Re: [PATCH v4 29/30] x86/mm, mm/vmalloc: Defer flush_tlb_kernel_range() targeting NOHZ_FULL CPUs

From: Dave Hansen
Date: Thu Feb 20 2025 - 12:40:47 EST


On 2/20/25 09:10, Valentin Schneider wrote:
>> The LDT and maybe the PEBS buffers are the only implicit supervisor
>> accesses to vmalloc()'d memory that I can think of. But those are both
>> handled specially and shouldn't ever get zapped while in use. The LDT
>> replacement has its own IPIs separate from TLB flushing.
>>
>> But I'm actually not all that worried about accesses while actually
>> running userspace. It's that "danger zone" in the kernel between entry
>> and when the TLB might have dangerous garbage in it.
>>
> So say we have kPTI, thus no vmalloc() mapped in CR3 when running
> userspace, and do a full TLB flush right before switching to userspace -
> could the TLB still end up with vmalloc()-range-related entries when we're
> back in the kernel and going through the danger zone?

Yes, because the danger zone includes the switch back to the kernel CR3
with vmalloc() fully mapped.

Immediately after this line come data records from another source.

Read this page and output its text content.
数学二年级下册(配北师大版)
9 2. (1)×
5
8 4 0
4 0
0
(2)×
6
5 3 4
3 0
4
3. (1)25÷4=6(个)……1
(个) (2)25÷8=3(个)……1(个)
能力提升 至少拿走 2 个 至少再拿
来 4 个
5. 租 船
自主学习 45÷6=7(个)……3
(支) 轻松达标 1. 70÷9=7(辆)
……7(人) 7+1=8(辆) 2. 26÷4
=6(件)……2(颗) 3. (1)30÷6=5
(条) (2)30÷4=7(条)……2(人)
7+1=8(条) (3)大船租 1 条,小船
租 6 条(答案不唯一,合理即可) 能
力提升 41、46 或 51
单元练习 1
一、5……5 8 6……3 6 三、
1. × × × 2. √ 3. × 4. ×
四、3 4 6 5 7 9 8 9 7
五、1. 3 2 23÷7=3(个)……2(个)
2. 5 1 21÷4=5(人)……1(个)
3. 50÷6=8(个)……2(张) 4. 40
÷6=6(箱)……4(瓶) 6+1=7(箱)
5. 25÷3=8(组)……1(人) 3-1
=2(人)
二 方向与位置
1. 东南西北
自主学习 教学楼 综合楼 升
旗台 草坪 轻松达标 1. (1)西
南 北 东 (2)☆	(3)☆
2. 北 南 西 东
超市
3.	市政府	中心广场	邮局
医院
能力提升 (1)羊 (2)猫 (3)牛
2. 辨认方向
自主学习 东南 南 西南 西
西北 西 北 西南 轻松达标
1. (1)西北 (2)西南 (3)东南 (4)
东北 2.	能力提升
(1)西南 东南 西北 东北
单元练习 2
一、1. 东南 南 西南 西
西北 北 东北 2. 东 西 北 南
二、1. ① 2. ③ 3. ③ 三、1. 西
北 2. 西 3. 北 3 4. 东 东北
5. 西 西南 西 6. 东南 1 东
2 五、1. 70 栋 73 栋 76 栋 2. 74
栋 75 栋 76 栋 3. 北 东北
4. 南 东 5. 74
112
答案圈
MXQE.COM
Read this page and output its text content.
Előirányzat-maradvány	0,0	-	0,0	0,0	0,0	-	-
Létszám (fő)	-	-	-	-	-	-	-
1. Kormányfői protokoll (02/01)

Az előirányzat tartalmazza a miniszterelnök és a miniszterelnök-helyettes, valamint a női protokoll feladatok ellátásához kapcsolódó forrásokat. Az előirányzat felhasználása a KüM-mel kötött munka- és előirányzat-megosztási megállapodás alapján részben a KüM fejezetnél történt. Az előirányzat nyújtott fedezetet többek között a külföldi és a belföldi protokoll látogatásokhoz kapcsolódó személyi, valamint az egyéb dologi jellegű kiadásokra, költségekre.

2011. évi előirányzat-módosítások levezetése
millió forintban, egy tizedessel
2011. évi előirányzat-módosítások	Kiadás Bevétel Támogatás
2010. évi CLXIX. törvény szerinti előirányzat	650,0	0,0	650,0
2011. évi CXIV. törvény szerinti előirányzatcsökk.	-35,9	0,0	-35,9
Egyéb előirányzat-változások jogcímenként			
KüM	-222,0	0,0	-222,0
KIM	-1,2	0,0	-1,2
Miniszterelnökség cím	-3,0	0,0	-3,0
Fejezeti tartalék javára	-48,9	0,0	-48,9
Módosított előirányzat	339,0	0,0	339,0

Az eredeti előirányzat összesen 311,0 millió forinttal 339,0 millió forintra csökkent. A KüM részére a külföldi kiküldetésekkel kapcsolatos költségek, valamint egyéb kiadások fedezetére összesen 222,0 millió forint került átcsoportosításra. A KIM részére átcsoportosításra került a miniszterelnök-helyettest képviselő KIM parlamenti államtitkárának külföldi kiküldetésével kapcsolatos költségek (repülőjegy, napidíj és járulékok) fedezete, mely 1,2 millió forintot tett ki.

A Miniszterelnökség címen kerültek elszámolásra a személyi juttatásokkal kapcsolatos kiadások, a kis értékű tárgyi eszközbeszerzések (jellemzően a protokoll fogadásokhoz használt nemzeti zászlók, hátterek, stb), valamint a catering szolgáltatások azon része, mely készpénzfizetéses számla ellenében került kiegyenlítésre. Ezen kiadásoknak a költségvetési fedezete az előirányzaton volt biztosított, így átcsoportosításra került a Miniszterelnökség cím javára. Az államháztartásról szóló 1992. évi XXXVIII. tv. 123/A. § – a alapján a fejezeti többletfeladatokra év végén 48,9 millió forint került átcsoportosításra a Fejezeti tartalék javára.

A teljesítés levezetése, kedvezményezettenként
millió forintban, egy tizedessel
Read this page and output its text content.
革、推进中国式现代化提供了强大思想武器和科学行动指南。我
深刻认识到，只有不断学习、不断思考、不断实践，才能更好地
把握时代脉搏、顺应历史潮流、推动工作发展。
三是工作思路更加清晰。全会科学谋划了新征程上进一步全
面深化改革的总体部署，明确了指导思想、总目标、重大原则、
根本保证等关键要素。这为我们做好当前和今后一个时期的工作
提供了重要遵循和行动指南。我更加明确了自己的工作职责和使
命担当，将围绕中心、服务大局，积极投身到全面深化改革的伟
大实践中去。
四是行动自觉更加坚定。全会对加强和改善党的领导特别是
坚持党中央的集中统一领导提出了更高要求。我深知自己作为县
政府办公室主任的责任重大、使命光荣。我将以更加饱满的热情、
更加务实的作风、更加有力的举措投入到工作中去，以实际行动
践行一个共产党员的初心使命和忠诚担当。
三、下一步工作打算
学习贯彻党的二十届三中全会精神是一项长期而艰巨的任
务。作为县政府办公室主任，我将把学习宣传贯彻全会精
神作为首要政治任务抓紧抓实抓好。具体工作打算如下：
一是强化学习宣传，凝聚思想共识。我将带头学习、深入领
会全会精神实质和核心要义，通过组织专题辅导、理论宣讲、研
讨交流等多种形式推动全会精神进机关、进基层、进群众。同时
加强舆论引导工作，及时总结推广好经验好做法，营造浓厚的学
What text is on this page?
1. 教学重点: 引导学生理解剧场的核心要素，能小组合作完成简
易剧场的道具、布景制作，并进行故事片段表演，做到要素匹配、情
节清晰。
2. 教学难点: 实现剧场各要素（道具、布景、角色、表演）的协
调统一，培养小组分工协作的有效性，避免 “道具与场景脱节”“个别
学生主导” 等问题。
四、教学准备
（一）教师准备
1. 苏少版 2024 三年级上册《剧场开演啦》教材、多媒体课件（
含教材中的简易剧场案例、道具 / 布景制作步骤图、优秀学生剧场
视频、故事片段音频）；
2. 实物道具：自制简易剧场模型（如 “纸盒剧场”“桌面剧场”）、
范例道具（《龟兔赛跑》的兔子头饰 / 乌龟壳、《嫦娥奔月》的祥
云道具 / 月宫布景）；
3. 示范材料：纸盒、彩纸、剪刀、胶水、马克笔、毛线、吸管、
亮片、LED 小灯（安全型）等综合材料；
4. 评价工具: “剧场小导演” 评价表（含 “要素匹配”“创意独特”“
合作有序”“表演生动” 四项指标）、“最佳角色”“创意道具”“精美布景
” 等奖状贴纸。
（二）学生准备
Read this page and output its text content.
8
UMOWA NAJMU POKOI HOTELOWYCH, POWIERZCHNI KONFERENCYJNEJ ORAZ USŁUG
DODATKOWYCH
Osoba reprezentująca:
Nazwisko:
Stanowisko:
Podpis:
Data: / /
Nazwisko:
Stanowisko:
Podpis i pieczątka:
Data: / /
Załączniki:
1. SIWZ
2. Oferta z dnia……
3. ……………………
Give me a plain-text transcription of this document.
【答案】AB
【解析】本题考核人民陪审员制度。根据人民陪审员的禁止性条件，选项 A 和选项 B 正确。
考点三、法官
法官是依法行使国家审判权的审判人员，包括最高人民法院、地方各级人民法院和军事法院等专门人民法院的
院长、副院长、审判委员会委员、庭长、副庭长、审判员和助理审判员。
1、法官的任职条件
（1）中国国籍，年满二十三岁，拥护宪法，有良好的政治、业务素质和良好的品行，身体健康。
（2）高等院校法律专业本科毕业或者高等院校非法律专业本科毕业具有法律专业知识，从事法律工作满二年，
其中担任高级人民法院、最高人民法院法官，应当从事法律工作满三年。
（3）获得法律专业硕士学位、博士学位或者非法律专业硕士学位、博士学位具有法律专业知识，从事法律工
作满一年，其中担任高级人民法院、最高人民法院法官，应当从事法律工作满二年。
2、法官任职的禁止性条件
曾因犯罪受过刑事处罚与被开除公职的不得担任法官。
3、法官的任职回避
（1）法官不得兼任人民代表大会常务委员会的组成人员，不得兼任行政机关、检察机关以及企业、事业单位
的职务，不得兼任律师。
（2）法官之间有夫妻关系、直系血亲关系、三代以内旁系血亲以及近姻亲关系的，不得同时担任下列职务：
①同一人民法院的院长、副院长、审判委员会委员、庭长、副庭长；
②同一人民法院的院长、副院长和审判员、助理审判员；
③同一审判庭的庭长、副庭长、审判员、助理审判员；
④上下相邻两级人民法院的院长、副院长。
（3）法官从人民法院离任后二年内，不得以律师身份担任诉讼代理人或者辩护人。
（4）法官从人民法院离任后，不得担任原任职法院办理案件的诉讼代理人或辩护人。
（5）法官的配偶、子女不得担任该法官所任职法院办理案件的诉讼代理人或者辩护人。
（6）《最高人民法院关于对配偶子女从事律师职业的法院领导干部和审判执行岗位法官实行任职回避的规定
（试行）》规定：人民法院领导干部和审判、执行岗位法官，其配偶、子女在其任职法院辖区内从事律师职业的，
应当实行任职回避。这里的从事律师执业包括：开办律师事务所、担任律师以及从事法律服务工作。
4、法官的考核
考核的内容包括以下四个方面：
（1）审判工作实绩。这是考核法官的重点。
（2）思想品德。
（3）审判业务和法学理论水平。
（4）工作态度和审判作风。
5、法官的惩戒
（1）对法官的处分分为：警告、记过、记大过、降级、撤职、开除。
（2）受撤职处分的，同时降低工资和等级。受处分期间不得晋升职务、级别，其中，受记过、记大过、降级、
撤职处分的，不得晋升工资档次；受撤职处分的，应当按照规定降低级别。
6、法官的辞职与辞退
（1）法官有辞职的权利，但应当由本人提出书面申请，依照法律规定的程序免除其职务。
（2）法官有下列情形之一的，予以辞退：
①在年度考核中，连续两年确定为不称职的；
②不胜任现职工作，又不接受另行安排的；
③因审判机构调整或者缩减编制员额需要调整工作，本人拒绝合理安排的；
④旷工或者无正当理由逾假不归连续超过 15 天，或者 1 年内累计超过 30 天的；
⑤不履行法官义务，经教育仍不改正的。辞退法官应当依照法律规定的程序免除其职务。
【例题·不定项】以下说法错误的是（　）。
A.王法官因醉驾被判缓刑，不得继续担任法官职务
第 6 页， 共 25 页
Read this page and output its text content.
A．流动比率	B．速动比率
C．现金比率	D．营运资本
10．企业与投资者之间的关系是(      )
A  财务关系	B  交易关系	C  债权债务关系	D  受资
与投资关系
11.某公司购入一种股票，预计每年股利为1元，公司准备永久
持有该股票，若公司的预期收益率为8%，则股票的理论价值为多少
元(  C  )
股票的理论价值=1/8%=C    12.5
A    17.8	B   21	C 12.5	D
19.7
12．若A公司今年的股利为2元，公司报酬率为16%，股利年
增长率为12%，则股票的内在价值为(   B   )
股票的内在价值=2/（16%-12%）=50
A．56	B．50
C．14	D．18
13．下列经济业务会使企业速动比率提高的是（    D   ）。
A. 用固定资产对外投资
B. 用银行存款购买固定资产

All bets are off about what's in the TLB
the moment that CR3 write occurs.

Actually, you could probably use that.

If a mapping is in the PTI user page table, you can't defer the flushes
for it. Basically the same rule for text poking in the danger zone.

If there's a deferred flush pending, make sure that all of the
SWITCH_TO_KERNEL_CR3's fully flush the TLB. You'd need something similar
to user_pcid_flush_mask.

But, honestly, I'm still not sure this is worth all the trouble. If
folks want to avoid IPIs for TLB flushes, there are hardware features
that *DO* that. Just get new hardware instead of adding this complicated
pile of software that we have to maintain forever. In 10 years, we'll
still have this software *and* 95% of our hardware has the hardware
feature too.